We are all a combination of different people. The biggest challenge for me was getting her professional self to be honest about her personal self. It was one of the rare criminal cases where she would have to take the stand and explain. Convincing her and preparing her to do that was not easy. But finally, she understood.

She took the witness stand in her defense and gave honest, embarrassed and even tearful testimony about what a mess things had become and how she had been too ashamed to admit it and to get help. She spent her life helping others but couldn't ask for help herself. It was a compelling testimony. And maybe all of us have little pieces of that in ourselves.

The charges against her required the government to prove criminal intent. And once she took the stand, it just wasn't there. She was acquitted. After the verdict, the judge gave her a stern lecture about getting a bookkeeper and an accountant and straightening out her act. And she agreed. Complicated disputes do arise, and sometimes they do need to be tried, but if you're involved in a complex trial, you should be thinking constantly about how it can be streamlined.

Here are some other cautionary examples:

  • First, the retrial of former Illinois Governor Rod Blagojevich. According to news reports, during the first trial, the government's case so befuddled the jury that they drew up their own timelines of alleged misdeeds and taped them to a wall as they deliberated. One of the jurors complained it was like, "Here's a manual; go fly the space shuttle." For the retrial, prosecutors streamlined the case. They dropped some of the more complex charges, such as racketeering and dismissed charges against Blagojevich's brother and codefendant, which allowed them to focus entirely on the former governor. So the result: the first jury hung on 23 of 24 counts; the second jury found him guilty on 17 of 20 counts.
  • Another example is a retrial of the Holy Land Foundation, a Muslim charity accused of financing terrorism. The original case was criticized for being bloated and overly complicated. No one had wanted to say, "No, this is too many charges." For the retrial, prosecutors dropped most of the nearly 30 original counts against the defendants. The results in the first trial after 19 days of deliberations — that's right, not hours, days. Nineteen days of deliberations. The jury either acquitted or hung on all charges. In the retrial, the defendants were found guilty on the remaining charges.
  • Here's one more: in October 2015, a mistrial was declared in the criminal prosecution of the former leaders of the law firm Dewey and LeBoeuf. The case took months to try, and after acquitting defendants on dozens of charges, the jury remained hopelessly deadlocked on the remaining 93 charges.

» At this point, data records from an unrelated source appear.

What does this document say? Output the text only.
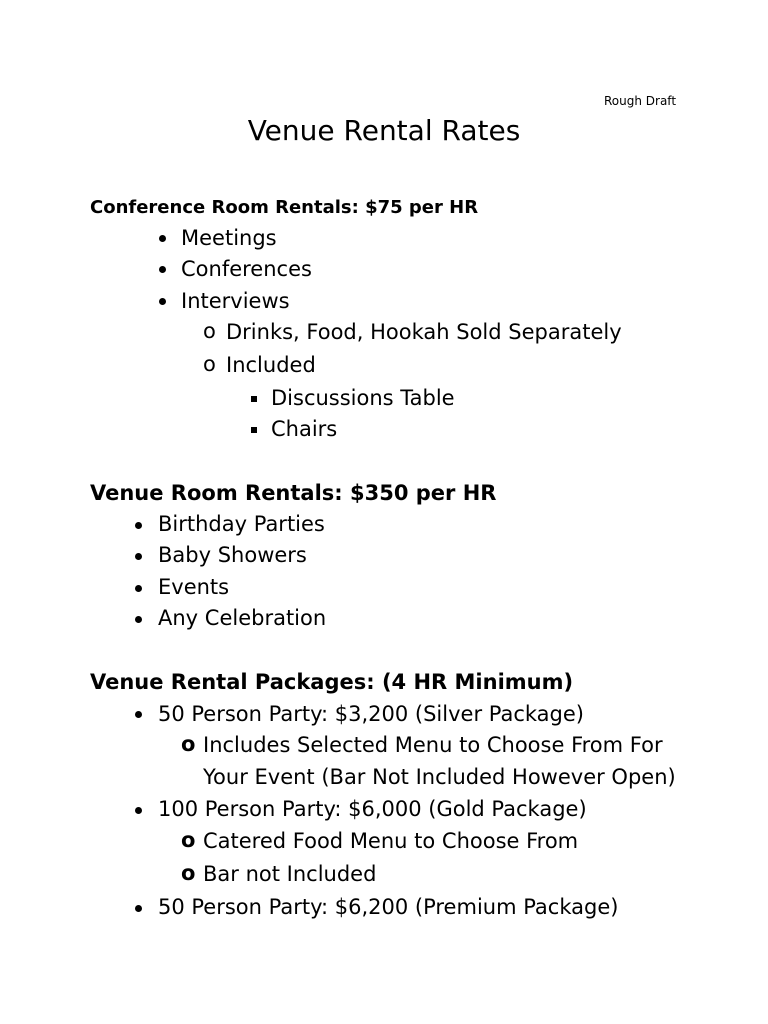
Rough Draft
Venue Rental Rates
Conference Room Rentals: $75 per HR
Meetings
Conferences
Interviews
o Drinks, Food, Hookah Sold Separately
o Included
Discussions Table
Chairs
Venue Room Rentals: $350 per HR
Birthday Parties
Baby Showers
Events
Any Celebration
Venue Rental Packages: (4 HR Minimum)
50 Person Party: $3,200 (Silver Package)
o Includes Selected Menu to Choose From For
Your Event (Bar Not Included However Open)
100 Person Party: $6,000 (Gold Package)
o Catered Food Menu to Choose From
o Bar not Included
50 Person Party: $6,200 (Premium Package)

The lessons are clear. Figure out what really matters and strip away everything else that you can. You may think that other things are important. You may think that the record needs to be complete. Those things may well be true in the abstract. But if the jury feels lost, overwhelmed and doesn't understand the case and has given up trying, they may project those feelings, sympathetically, to the other side, and it gets very hard to win your case. Don't do it.